Yes and no.. If you want to be able to program as normal, but having the system 'magically' use multiple threads, then you need to look at some of the multi-processing frameworks out there. For example: OpenMP.

If you want to run through an array, using all your cores, code similar to this:

int main(int argc, char **argv) {
    const int N = 100000;
    int i, a[N];

    #pragma omp parallel for
    for (i = 0; i < N; i++)
        a[i] = 2 * i;

    return 0;
}

Just adding the #pragma makes your code magically multi-threaded. Now, you will have to understand some restrictions, eg. you cannot use the value of one element in the processing of the next (ie you cannot set a[0] to 1, then a[1] to a[0]+1, etc as they'll no doubt be processed by different threads, and therefore may not be computed when you need them) or you'll get an error from the openmp compiler, but if you work within these restrictions (and there are many) then you can get what you want.

The restrictions are what makes your ultimate goal of making your code impossible. As in my example, you simply cannot compute 1 element based on another unless the first element is already computed. This effectively means code like that can only be single-threaded, no matter how many cores you have.

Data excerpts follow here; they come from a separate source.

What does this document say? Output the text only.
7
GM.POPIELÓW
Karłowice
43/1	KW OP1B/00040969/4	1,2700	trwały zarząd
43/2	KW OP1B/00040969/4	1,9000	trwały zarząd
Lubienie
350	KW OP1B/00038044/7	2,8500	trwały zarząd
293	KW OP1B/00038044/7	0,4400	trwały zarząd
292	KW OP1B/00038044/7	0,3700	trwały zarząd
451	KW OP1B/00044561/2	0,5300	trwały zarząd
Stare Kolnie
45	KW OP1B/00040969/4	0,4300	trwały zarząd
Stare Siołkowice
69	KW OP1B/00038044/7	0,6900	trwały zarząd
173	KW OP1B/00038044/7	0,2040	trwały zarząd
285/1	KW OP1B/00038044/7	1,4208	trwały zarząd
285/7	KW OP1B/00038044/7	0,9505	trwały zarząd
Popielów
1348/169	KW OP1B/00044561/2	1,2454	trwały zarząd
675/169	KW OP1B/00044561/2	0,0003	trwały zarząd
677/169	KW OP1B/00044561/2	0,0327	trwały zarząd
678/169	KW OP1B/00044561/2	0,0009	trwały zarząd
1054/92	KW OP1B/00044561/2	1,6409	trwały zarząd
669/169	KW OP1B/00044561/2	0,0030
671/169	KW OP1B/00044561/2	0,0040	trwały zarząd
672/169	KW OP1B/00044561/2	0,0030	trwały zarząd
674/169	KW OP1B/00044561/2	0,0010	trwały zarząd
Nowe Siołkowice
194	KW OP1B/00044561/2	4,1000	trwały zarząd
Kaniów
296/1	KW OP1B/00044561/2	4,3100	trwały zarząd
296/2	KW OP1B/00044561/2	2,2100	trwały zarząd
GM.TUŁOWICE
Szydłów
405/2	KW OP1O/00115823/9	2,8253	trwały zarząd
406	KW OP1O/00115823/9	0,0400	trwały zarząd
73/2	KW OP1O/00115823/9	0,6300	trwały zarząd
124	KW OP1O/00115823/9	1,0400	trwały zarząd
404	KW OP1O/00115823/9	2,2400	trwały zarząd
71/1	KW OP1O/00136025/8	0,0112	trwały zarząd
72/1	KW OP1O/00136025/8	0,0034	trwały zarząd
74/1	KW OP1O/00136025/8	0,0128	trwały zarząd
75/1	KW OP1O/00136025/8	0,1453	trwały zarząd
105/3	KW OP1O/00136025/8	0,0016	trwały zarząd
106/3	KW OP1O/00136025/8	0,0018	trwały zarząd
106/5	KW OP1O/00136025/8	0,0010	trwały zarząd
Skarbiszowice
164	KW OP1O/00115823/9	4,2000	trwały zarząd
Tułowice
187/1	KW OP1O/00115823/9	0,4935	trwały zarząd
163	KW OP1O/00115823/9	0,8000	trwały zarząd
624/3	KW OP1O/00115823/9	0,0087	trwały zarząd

It also means that 80-core chips will not really take off anytime soon, not unless they are all 3Ghz general purpose processors, so you don't need to worry too much about having to code for them. Now, add-on co-processors that can crunch arrays coded like in my example, that's another matter, and I expect to see more of that in the future. You'll probably use the graphics card for that kind of thing and have thousands of 'cpus' instead of a mere 80.